A three-story retail and office building inside the Miami Worldcenter district sold this week for $26.6 million, the latest in a steady shuffle of downtown parcels. Brokers and investors tied to the Vertical Real Estate network were on the buy side, while the seller was an affiliate of Adam Neumann's Flow.
Deal details and buyers’ plans
Retail brokers Daniel Cardenas and Michael Sullivan, who work with Vertical Real Estate, teamed up with Brazilian investor Gustavo Agostini to acquire the property, according to recent coverage and a news release. The deal includes roughly a 0.6-acre parcel at 711 North Miami Avenue along with an unfinished three-story retail and office building that the report pegs at about 60,000 square feet and roughly 80 percent complete.
The buyers told reporters they already hold letters of intent with prospective retail, restaurant and entertainment tenants and are in what they describe as "advanced discussions" to lock in financing to finish construction and stabilize the project, as reported by The Real Deal.
Records, addresses and a correction
Public filings put the sale price at $26.6 million, but reports differ slightly on the exact footprint and street address of the parcel. Commercial Observer reviewed property records showing a 28,033-square-foot site at 710 Northeast First Avenue and later issued a correction after initially misreporting that Lyle Stern had purchased the property.

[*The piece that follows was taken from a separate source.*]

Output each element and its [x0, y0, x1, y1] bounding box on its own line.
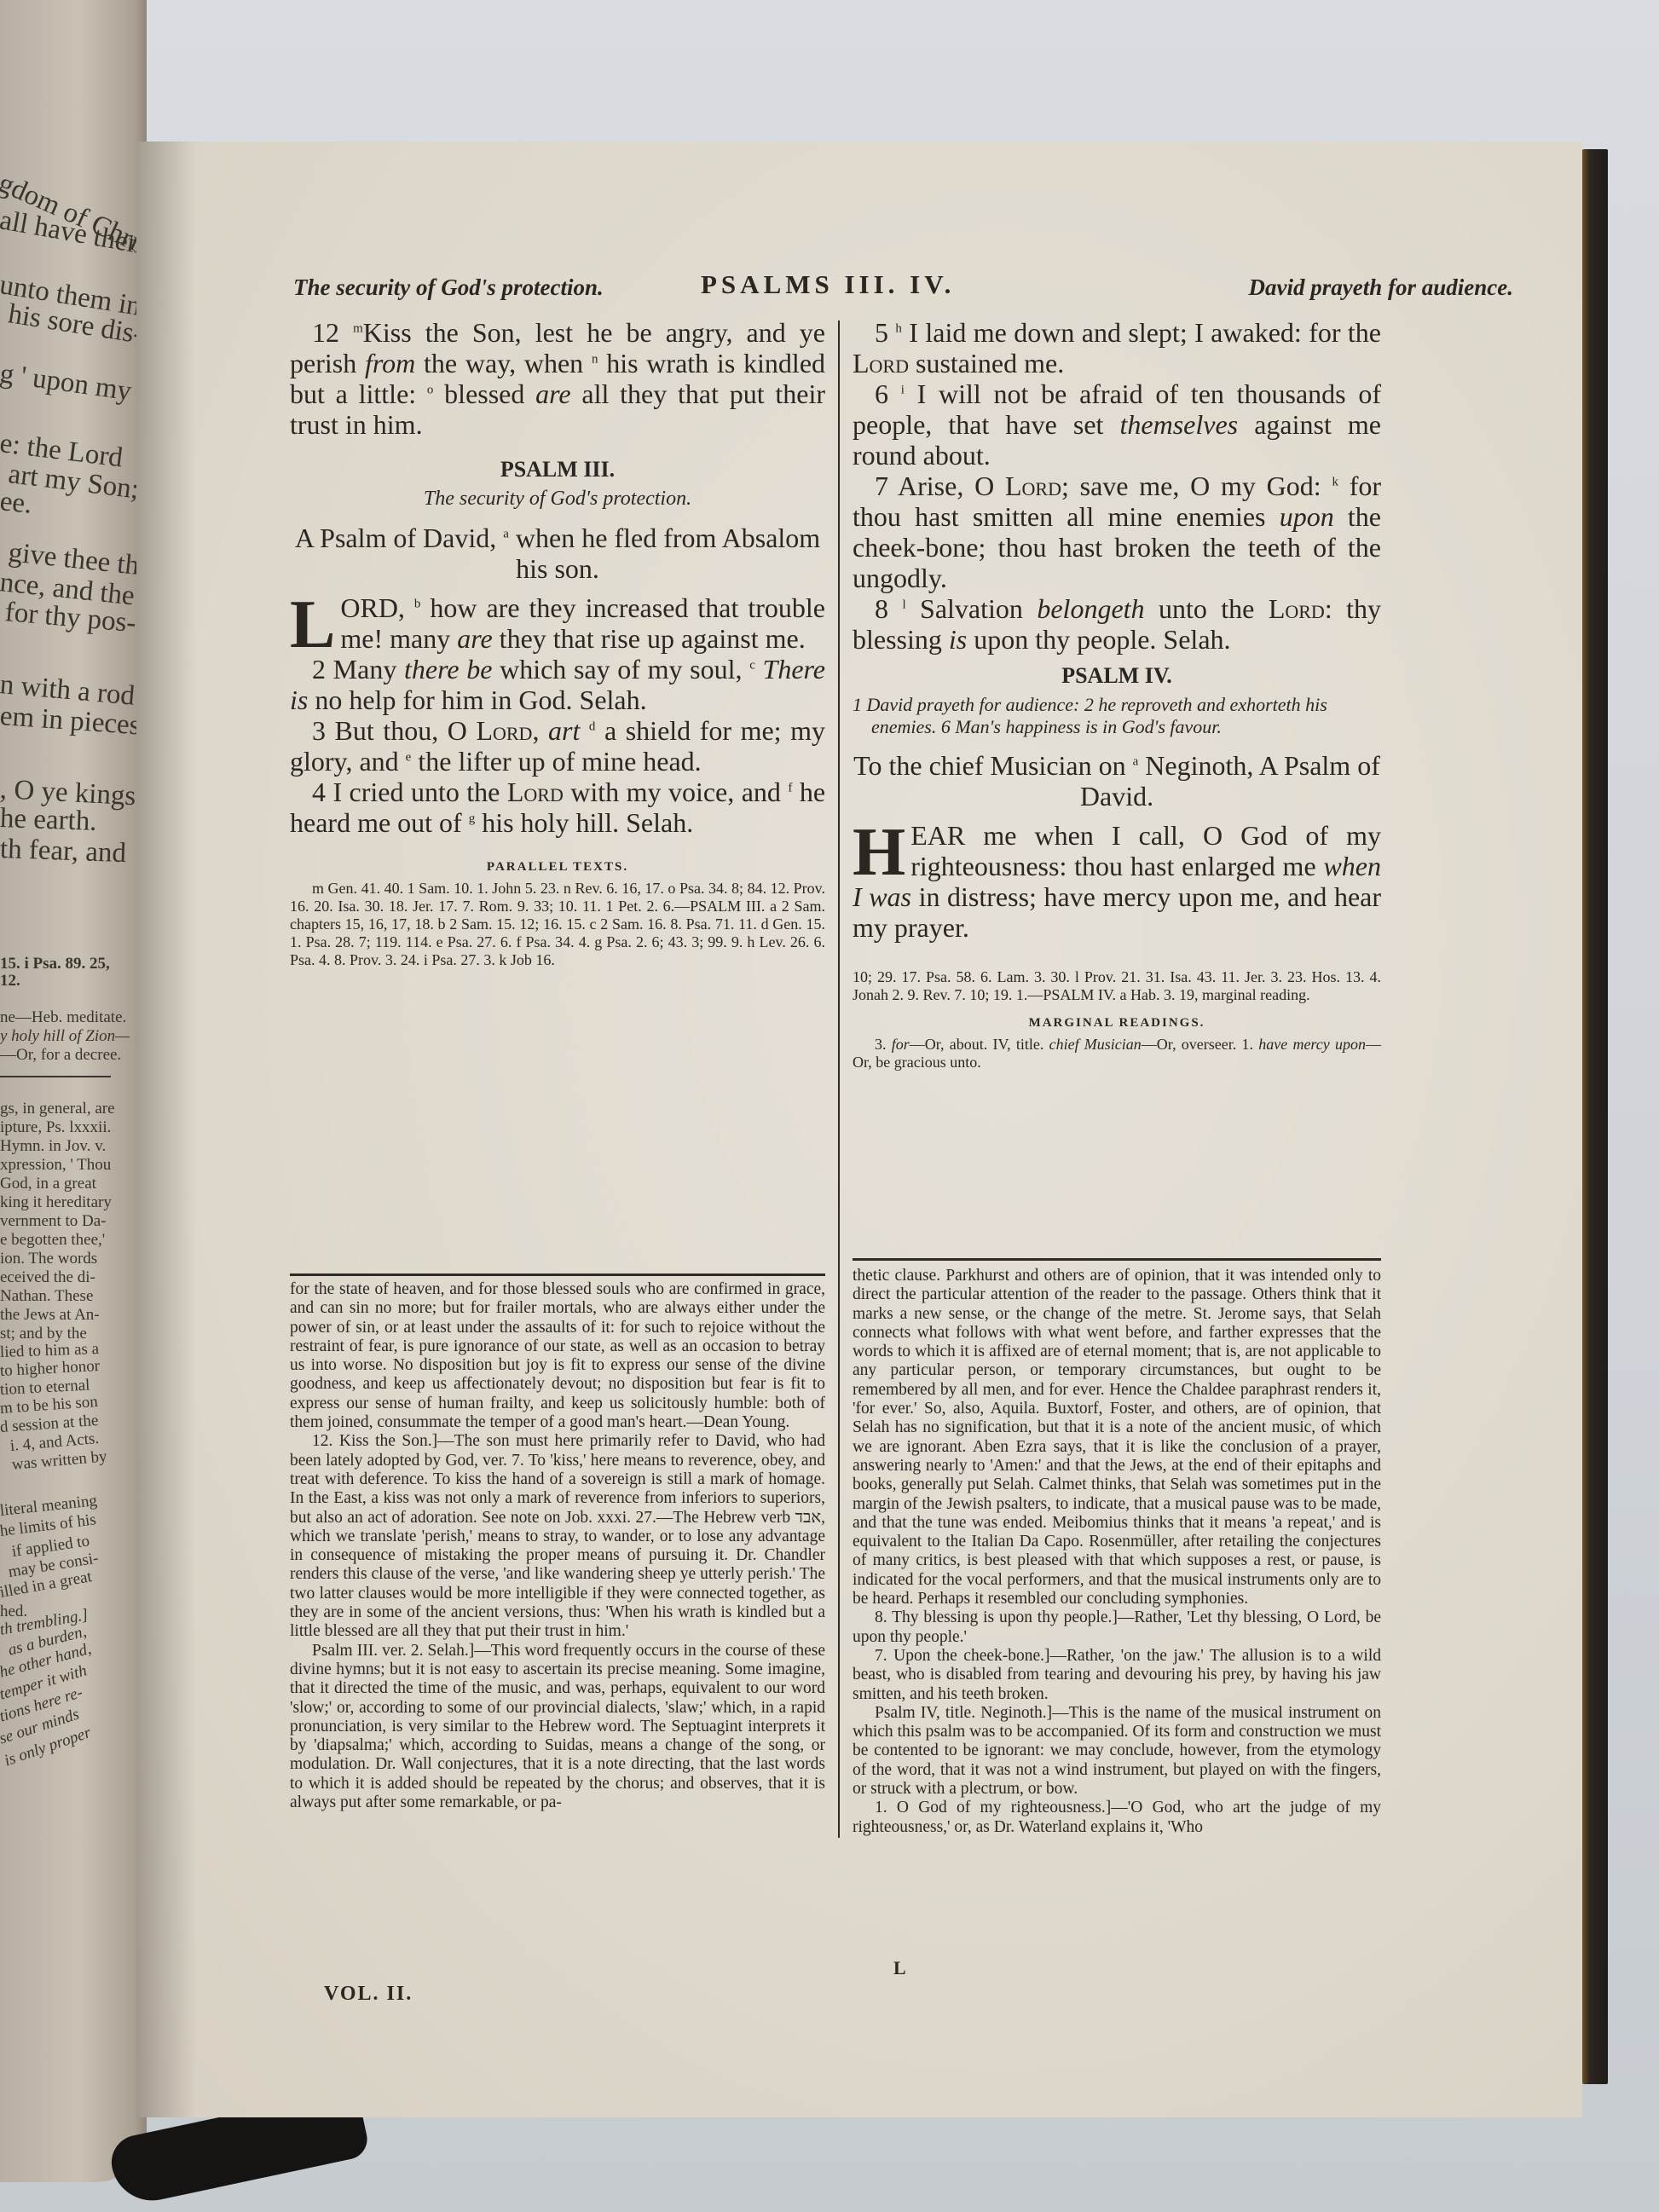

The outlet also noted that representatives for Flow did not immediately respond to requests for comment.
Where the parcel sits in Miami Worldcenter
The trade slots into the broader reshuffling inside the roughly 27-acre Miami Worldcenter master plan, where owners have been consolidating retail holdings and wrapping up new residential towers. Earlier this spring, the retail core and two garages shifted into a Falcone Group-led joint venture in a nine-figure deal, and Flow recently completed Flow House, a 41-story, 466-unit condominium tower across the promenade from the site, as covered in a nine-figure power move and when the Flow House tower lands.
Who is Lyle Stern and why the mix-up mattered
The brief confusion over whether Stern was the buyer underscored just how closely Miami's retail crowd tracks downtown deals. Stern is widely known in local retail circles. He co-founded Vertical Real Estate after a long run at Koniver Stern and also serves as president of the Lincoln Road Business Improvement District, according to his professional profile and the BID's filings. See his profile on LoopNet and the BID's public records at ProPublica.
For downtown observers, the real test now is whether the new owners can finish out the building and fill the ground-floor spaces that boosters have long pitched as Miami Worldcenter's economic engine. If they pull it off, the deal could speed up openings along the promenade. If they stall, the property risks becoming one more reminder that financing and leasing can still slow even the splashiest developments in the district.